All values stored in the db are encrypted with AES-256-GCM. The last part of the key-path is obfuscated with its MAC.

Index

• type DB
  • func Open(fn string, key []byte, opt *bolt.Options) (DB, error)
• type KV
• type Ops
• type Options
• type StorageError
  • func (e *StorageError) Error() string
  • func (e *StorageError) Unwrap() error
• type Tx

Types

type DB

type DB interface {
	// Ops embeds all operations from the Ops interface
	Ops

	// Close finalizes all transactions and releases database resources.
	Close() error

	// BeginTransaction starts a new transaction that can be either read-only
	// or read-write. Multiple read-only transactions can run concurrently,
	// but write transactions are exclusive.
	BeginTransaction(writable bool) (Tx, error)

	// Backup performs a live backup of the encrypted database to the provided
	// io.Writer, returning the number of bytes written. The database remains
	// usable during the backup process.
	Backup(wr io.Writer) (int64, error)
}

DB interface extends Ops with database management functionality

func Open

func Open(fn string, key []byte, opt *bolt.Options) (DB, error)

Create or open a new encrypted bolt db. The supplied 'key' will be expanded and used to encrypt the values stored in the db. The leaf of a key-path is obfuscated while preserving the intermediate paths in plaintext. This compromise gives us better performance without sacrificing too much privacy.

type KV

type KV struct {
	Key string
	Val []byte
}

KV represents a "key, value" pair for storage operations

type Ops

type Ops interface {
	// Get retrieves and decrypts the value stored at the specified path.
	// The path format "a/b/name" is interpreted where intermediate components
	// are buckets and the final component is the key.
	Get(p string) ([]byte, error)

	// Set encrypts and stores a value at the specified path, automatically
	// creating any intermediate buckets as needed. The leaf component of the
	// path is obfuscated while bucket names remain in plaintext.
	Set(p string, v []byte) error

	// SetMany encrypts and stores multiple key-value pairs. Each key follows
	// the path format with automatic bucket creation.
	SetMany(v []KV) error

	// Del removes the encrypted value at the specified path.
	Del(p string) error

	// DelMany deletes multiple keys in a single transaction.
	// Each path is processed according to the hierarchical bucket structure.
	DelMany(v []string) error

	// All retrieves all entries within a given bucket path, returning a map
	// of decrypted key-value pairs. The keys in the map are the original
	// unobfuscated keys.
	All(p string) (map[string][]byte, error)

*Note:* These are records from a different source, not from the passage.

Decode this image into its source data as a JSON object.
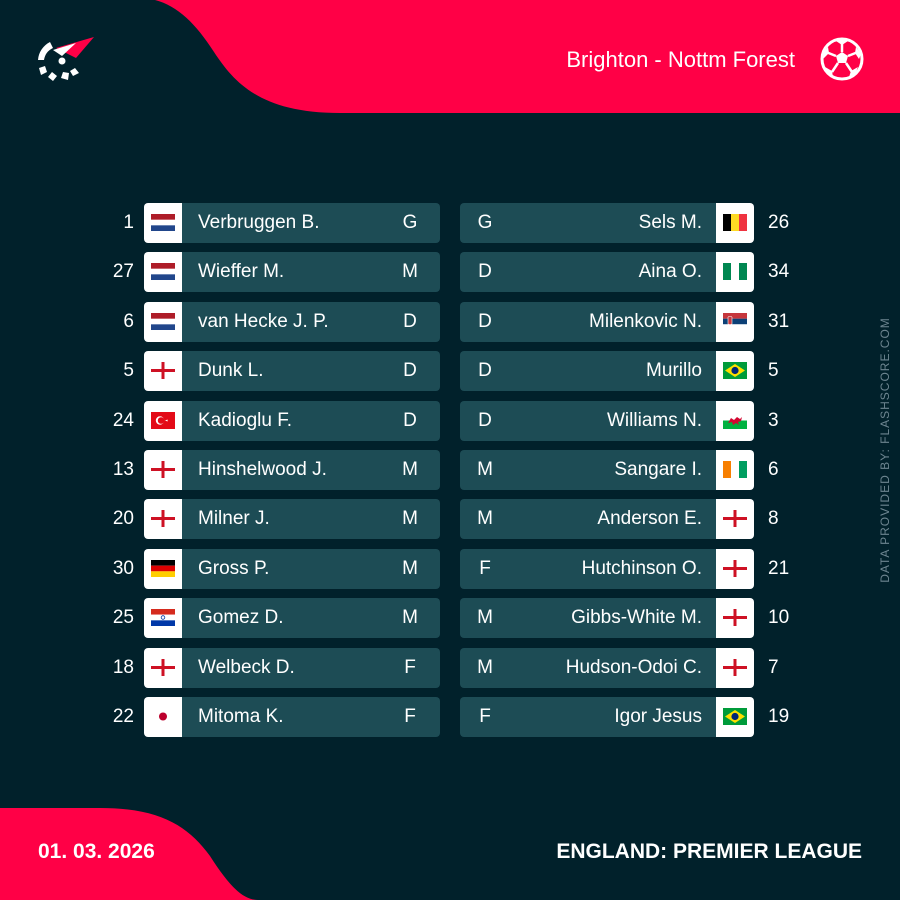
{
  "header": {
    "match_title": "Brighton - Nottm Forest",
    "logo_icon": "flashscore-logo-icon",
    "sport_icon": "football-icon"
  },
  "colors": {
    "accent": "#ff0046",
    "background": "#01212b",
    "row": "#1d4c55",
    "text": "#ffffff",
    "credit": "#6d8590"
  },
  "home": {
    "team": "Brighton",
    "players": [
      {
        "number": "1",
        "name": "Verbruggen B.",
        "position": "G",
        "flag": "netherlands"
      },
      {
        "number": "27",
        "name": "Wieffer M.",
        "position": "M",
        "flag": "netherlands"
      },
      {
        "number": "6",
        "name": "van Hecke J. P.",
        "position": "D",
        "flag": "netherlands"
      },
      {
        "number": "5",
        "name": "Dunk L.",
        "position": "D",
        "flag": "england"
      },
      {
        "number": "24",
        "name": "Kadioglu F.",
        "position": "D",
        "flag": "turkey"
      },
      {
        "number": "13",
        "name": "Hinshelwood J.",
        "position": "M",
        "flag": "england"
      },
      {
        "number": "20",
        "name": "Milner J.",
        "position": "M",
        "flag": "england"
      },
      {
        "number": "30",
        "name": "Gross P.",
        "position": "M",
        "flag": "germany"
      },
      {
        "number": "25",
        "name": "Gomez D.",
        "position": "M",
        "flag": "paraguay"
      },
      {
        "number": "18",
        "name": "Welbeck D.",
        "position": "F",
        "flag": "england"
      },
      {
        "number": "22",
        "name": "Mitoma K.",
        "position": "F",
        "flag": "japan"
      }
    ]
  },
  "away": {
    "team": "Nottm Forest",
    "players": [
      {
        "number": "26",
        "name": "Sels M.",
        "position": "G",
        "flag": "belgium"
      },
      {
        "number": "34",
        "name": "Aina O.",
        "position": "D",
        "flag": "nigeria"
      },
      {
        "number": "31",
        "name": "Milenkovic N.",
        "position": "D",
        "flag": "serbia"
      },
      {
        "number": "5",
        "name": "Murillo",
        "position": "D",
        "flag": "brazil"
      },
      {
        "number": "3",
        "name": "Williams N.",
        "position": "D",
        "flag": "wales"
      },
      {
        "number": "6",
        "name": "Sangare I.",
        "position": "M",
        "flag": "ivory-coast"
      },
      {
        "number": "8",
        "name": "Anderson E.",
        "position": "M",
        "flag": "england"
      },
      {
        "number": "21",
        "name": "Hutchinson O.",
        "position": "F",
        "flag": "england"
      },
      {
        "number": "10",
        "name": "Gibbs-White M.",
        "position": "M",
        "flag": "england"
      },
      {
        "number": "7",
        "name": "Hudson-Odoi C.",
        "position": "M",
        "flag": "england"
      },
      {
        "number": "19",
        "name": "Igor Jesus",
        "position": "F",
        "flag": "brazil"
      }
    ]
  },
  "footer": {
    "date": "01. 03. 2026",
    "competition": "ENGLAND: PREMIER LEAGUE",
    "credit": "DATA PROVIDED BY: FLASHSCORE.COM"
  }
}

	// AllKeys returns all keys within a given bucket path without
	// retrieving their values. The returned keys are the original
	// unobfuscated keys.
	AllKeys(p string) ([]string, error)

	// Dir returns all sub-buckets under the specified path without
	// retrieving individual key-value pairs. In boltdb terminology,
	// this returns all sub-buckets of a bucket.
	Dir(p string) ([][]byte, error)
}

Ops interface defines the core operations for the encrypted database.

type Options

type Options = bolt.Options

type StorageError

type StorageError struct {
	Op  string
	Key string
	Err error
}

func (*StorageError) Error

func (e *StorageError) Error() string

func (*StorageError) Unwrap

func (e *StorageError) Unwrap() error

type Tx

type Tx interface {
	// Ops embeds all operations from the Ops interface
	Ops

	// Commit persists all changes made within this transaction to the database.
	// After calling Commit, the transaction is no longer usable.
	Commit() error

	// Rollback discards all changes made within this transaction.
	// After calling Rollback, the transaction is no longer usable.
	Rollback() error
}

Tx interface represents an active transaction. This enables callers to perform multiple operations in 'Ops' and commit in the end or abort.